But I look at, you know, Tony and Dorash, many of the people who work for him have worked
for him for a long period of time.
He likes to grow people from within.
He obviously hires from outside as well.
But many of the people who have been around the company have been around for a long time.
Amazon, many of the senior VPs that were around Bezos had been around the company for a long,
long time. Now that Jassies were, you know, they're now as CEO, he's trying to develop people
also for a long period of time. If you look at great companies, they're very, very good at
developing talent both from within and hiring from outside. Is it a red flag if the turnover
is too high then? Is it like a sign that people don't know how to hire, right? I think it's a,
it's a red flag and you look at it and you don't want to, so the issue with metrics is
people start managing to the metrics.
And so if you start telling them,
hey, your turnover is really high.
They start managing to the turnover number.
And that's another thing.
You have to manage the turnover of regrettable.
What is the regrettable turnover?
Why you're not able to retain your best people?
And if you have unregrettable turnover,
then why did you hire these people in the first place?
And so if you break the problem down that way,
you can't find our reads on what the issue is, what the turnover.
I really like thinking about it in terms of regrettable versus unregardable turnover.
A lot of people, when they're hiring, they sort of, we need this job.

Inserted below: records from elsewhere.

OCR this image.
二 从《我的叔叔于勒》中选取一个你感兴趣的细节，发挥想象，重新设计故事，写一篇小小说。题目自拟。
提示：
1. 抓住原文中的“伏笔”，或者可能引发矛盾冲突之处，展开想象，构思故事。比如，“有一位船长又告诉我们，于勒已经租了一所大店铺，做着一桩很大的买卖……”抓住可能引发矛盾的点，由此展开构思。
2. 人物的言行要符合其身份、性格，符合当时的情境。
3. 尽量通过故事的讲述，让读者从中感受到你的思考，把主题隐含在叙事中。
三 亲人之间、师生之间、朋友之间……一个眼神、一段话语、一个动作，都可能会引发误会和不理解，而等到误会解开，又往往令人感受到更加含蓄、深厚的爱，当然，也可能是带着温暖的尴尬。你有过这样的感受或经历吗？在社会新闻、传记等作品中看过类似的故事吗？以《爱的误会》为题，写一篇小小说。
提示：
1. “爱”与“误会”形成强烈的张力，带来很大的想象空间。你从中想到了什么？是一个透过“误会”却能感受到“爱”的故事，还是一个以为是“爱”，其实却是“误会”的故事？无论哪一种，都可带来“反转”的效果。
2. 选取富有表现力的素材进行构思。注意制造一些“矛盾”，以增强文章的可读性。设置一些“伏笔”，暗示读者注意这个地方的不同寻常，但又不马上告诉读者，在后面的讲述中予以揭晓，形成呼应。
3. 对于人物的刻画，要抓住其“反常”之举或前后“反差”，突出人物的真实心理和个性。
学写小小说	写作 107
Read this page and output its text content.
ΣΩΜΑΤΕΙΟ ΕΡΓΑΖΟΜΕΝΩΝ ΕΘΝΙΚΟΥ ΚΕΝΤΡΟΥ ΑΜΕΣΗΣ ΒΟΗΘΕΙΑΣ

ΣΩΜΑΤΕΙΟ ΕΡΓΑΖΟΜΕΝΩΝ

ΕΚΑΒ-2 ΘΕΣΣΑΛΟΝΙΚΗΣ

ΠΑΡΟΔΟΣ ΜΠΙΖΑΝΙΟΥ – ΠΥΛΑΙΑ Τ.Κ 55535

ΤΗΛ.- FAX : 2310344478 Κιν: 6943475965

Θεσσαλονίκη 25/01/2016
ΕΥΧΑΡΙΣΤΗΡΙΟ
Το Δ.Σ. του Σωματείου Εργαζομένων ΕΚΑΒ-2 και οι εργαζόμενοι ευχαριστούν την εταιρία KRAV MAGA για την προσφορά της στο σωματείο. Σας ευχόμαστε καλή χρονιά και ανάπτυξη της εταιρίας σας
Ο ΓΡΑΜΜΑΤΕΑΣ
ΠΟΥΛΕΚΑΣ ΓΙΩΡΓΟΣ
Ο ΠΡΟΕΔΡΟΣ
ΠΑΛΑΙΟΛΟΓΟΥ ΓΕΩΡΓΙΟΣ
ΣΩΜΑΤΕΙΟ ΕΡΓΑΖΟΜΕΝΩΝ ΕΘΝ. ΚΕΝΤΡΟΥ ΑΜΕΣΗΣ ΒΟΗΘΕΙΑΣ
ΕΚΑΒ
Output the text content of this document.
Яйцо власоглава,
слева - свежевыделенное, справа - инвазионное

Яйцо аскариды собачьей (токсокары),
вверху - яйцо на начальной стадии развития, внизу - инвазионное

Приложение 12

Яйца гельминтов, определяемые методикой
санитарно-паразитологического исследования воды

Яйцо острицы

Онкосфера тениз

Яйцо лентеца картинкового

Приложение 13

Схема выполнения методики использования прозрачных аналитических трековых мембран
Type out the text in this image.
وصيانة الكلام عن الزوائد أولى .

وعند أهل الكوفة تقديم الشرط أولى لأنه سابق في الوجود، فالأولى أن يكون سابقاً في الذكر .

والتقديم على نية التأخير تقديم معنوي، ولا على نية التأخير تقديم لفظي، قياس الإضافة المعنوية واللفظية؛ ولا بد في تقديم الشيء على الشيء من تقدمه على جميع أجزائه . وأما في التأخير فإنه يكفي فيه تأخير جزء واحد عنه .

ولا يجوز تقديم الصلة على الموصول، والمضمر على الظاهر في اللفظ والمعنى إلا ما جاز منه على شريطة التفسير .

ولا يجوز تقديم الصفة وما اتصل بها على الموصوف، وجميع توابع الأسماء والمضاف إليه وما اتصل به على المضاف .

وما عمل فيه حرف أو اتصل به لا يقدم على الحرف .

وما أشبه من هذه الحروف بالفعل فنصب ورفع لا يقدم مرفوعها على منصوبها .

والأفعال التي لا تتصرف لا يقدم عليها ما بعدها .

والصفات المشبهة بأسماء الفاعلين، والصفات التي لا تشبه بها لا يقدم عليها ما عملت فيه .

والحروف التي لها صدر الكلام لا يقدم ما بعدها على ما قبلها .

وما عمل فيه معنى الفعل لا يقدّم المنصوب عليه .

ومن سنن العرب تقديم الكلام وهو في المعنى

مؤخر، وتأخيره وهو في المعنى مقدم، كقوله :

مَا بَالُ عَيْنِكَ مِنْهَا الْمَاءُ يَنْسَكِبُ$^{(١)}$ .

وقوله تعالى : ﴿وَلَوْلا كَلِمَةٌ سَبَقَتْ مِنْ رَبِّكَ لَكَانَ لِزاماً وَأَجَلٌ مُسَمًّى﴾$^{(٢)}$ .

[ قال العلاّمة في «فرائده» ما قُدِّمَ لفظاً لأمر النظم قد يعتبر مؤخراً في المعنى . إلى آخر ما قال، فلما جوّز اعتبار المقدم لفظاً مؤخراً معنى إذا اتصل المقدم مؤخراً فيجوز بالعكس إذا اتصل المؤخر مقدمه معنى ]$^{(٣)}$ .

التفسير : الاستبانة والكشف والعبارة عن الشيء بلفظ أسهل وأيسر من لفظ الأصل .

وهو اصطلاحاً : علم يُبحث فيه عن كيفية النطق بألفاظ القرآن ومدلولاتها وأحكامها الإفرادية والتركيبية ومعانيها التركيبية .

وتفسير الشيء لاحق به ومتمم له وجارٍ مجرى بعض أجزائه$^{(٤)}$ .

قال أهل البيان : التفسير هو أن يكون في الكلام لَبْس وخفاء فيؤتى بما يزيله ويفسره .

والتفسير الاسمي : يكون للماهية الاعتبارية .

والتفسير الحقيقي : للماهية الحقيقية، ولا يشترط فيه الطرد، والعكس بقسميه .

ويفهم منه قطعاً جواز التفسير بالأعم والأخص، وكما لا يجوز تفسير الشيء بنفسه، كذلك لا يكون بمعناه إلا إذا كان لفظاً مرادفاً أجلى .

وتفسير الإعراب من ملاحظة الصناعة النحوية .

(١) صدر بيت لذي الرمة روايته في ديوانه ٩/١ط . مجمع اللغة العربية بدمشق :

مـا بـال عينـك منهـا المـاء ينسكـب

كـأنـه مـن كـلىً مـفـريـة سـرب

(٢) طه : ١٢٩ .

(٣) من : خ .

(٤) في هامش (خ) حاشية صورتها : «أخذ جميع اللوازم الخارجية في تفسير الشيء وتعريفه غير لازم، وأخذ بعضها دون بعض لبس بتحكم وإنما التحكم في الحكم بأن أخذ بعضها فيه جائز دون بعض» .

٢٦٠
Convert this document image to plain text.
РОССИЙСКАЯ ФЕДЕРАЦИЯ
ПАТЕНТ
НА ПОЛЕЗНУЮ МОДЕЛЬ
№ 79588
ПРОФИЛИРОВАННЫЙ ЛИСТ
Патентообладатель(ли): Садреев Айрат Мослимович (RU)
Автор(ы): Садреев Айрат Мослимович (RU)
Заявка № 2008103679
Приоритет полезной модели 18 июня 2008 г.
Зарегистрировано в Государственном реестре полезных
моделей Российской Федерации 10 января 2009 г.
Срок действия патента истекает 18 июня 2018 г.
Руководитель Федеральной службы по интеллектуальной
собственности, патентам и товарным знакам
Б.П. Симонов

I want to know somebody who's done it at the next level, because that's where we're growing to.
So they're trying to anticipate where they're growing.
And one of the problems that I hear commonly is that people run into, well, that person might have done the $100 million to $300 million growth,
but they had a different team than we have.
They have a different system, different resources.
How do you think about that when it comes to hiring?
My observation is that when you try to hire someone that is from a company that is one chapter or two chapters ahead, they tend to work out better.
And part of that is because they're only one or two chapters ahead of you.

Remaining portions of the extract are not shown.